Но будьте друг ко другу добры, сострадательны, прощайте друг друга, как и Бог во Христе простил вас» (Еф. 4,32). 8 страница



«Страшный вид поля сражения, покрытого трупами и ранеными, в соединении с тяжестью головы и с известиями об убитых и раненых двадцати знакомых генералах и с сознанием бессильности своей прежней сильной руки произвели неожиданное впечатление на Наполеона, который обыкновенно любил рассматривать убитых и раненых, испытывая тем свою душевную силу (как он думал). В этот день ужасный вид поля сражения победил ту душевную силу, в которой он полагал свою заслугу и величие. Он поспешно уехал с поля сражения и возвратился к Шевардинскому кургану. Жёлтый, опухлый, тяжёлый, с мутными глазами, красным носом и охриплым голосом, он сидел на складном стуле, невольно прислушиваясь к звукам пальбы и не поднимая глаз. Он с болезненной тоской ожидал конца того дела, которого он считал себя причиной, но которого он не мог остановить. Личное человеческое чувство на короткое мгновение взяло верх над тем искусственным призраком жизни, которому он служил так долго. Он на себя переносил те страдания и ту смерть, которые он видел на поле сражения. Тяжесть головы и груди напоминала ему о возможности и для себя страданий и смерти. Он в эту минуту не хотел для себя ни Москвы, ни победы, ни славы. (Какой нужно было ему ещё славы?) Одно, чего он желал теперь, отдыха, спокойствия и свободы» (6,292-293).

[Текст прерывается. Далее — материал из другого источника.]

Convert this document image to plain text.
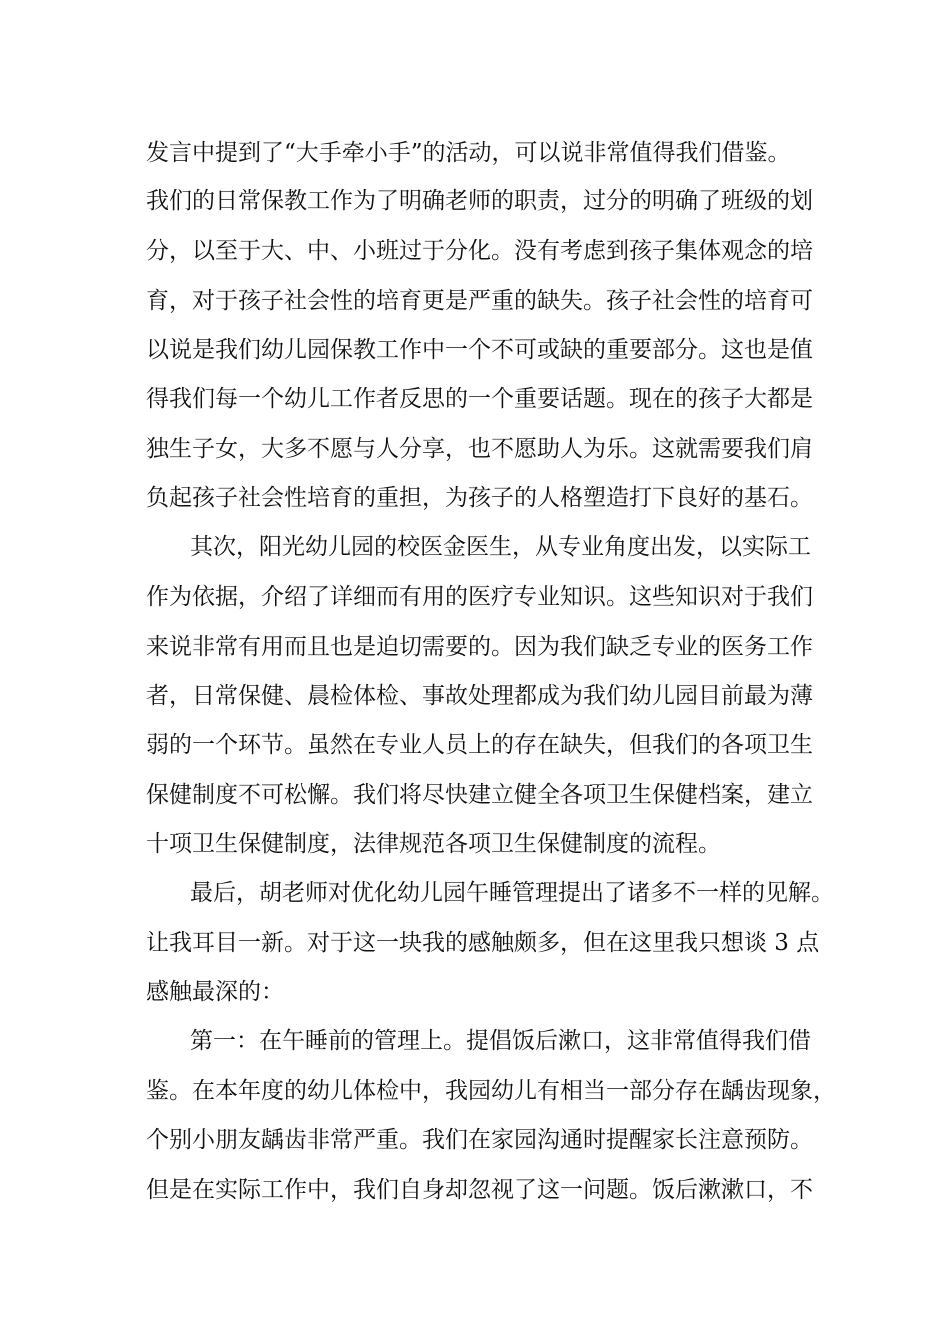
发言中提到了“大手牵小手”的活动，可以说非常值得我们借鉴。
我们的日常保教工作为了明确老师的职责，过分的明确了班级的划
分，以至于大、中、小班过于分化。没有考虑到孩子集体观念的培
育，对于孩子社会性的培育更是严重的缺失。孩子社会性的培育可
以说是我们幼儿园保教工作中一个不可或缺的重要部分。这也是值
得我们每一个幼儿工作者反思的一个重要话题。现在的孩子大都是
独生子女，大多不愿与人分享，也不愿助人为乐。这就需要我们肩
负起孩子社会性培育的重担，为孩子的人格塑造打下良好的基石。
其次，阳光幼儿园的校医金医生，从专业角度出发，以实际工
作为依据，介绍了详细而有用的医疗专业知识。这些知识对于我们
来说非常有用而且也是迫切需要的。因为我们缺乏专业的医务工作
者，日常保健、晨检体检、事故处理都成为我们幼儿园目前最为薄
弱的一个环节。虽然在专业人员上的存在缺失，但我们的各项卫生
保健制度不可松懈。我们将尽快建立健全各项卫生保健档案，建立
十项卫生保健制度，法律规范各项卫生保健制度的流程。
最后，胡老师对优化幼儿园午睡管理提出了诸多不一样的见解。
让我耳目一新。对于这一块我的感触颇多，但在这里我只想谈 3 点
感触最深的：
第一：在午睡前的管理上。提倡饭后漱口，这非常值得我们借
鉴。在本年度的幼儿体检中，我园幼儿有相当一部分存在龋齿现象，
个别小朋友龋齿非常严重。我们在家园沟通时提醒家长注意预防。
但是在实际工作中，我们自身却忽视了这一问题。饭后漱漱口，不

Однако он не может выйти из своей роли и продолжает бессмысленную суету, имитируя деятельную активность, пребывая в измышленном мире мнимого величия и помрачённым умом своим не сознавая собственного безволия, но, напротив, полагая, будто от него, от его воли зависят судьбы и действия сотен тысяч человек:

«И без его приказания делалось то, чего он хотел, и он распорядился только потому, что думал, что от него ждали приказания. И он опять перенёсся в свой прежний искусственный мip призраков какого-то величия, и опять (как та лошадь, ходящая на покатом колесе привода, воображает себе, что она что-то делает для себя) он покорно стал исполнять ту жестокую, печальную и тяжёлую, нечеловеческую роль, которая ему была предназначена» (6,293).

Толстой отвергает величие Наполеона, ибо это мнимое величие не совпадает с тою мерою, какая обретается в учении Христа: «И никому в голову не придёт, что признание величия, неизмеримого мерой хорошего и дурного, есть только признание своей ничтожности и неизмеримой малости.

Для нас, с данной нам Христом мерой хорошего и дурного, нет неизмеримого. И нет величия там, где нет простоты, добра и правды» (7,189-190).

Наполеон же именно далёк от этих великих начал человеческой жизни, что проявлялось в нём всегда, а не только в день Бородина, хотя в этот день его помрачённость выявилась с особенною ясностью:

«И не на один только этот час и день были помрачены ум и совесть этого человека, тяжеле всех других участников этого дела носившего на себе всю тяжесть совершавшегося; но и никогда, до конца жизни, не мог понимать он ни добра, ни красоты, ни истины, ни значения своих поступков, которые были слишком противоположны добру и правде, слишком далеки от всего человеческого, для того, чтобы он мог понимать их значение. Он не мог отречься от своих поступков, восхваляемых половиной света, и потому должен был отречься от правды и добра и всего человеческого» (6,293).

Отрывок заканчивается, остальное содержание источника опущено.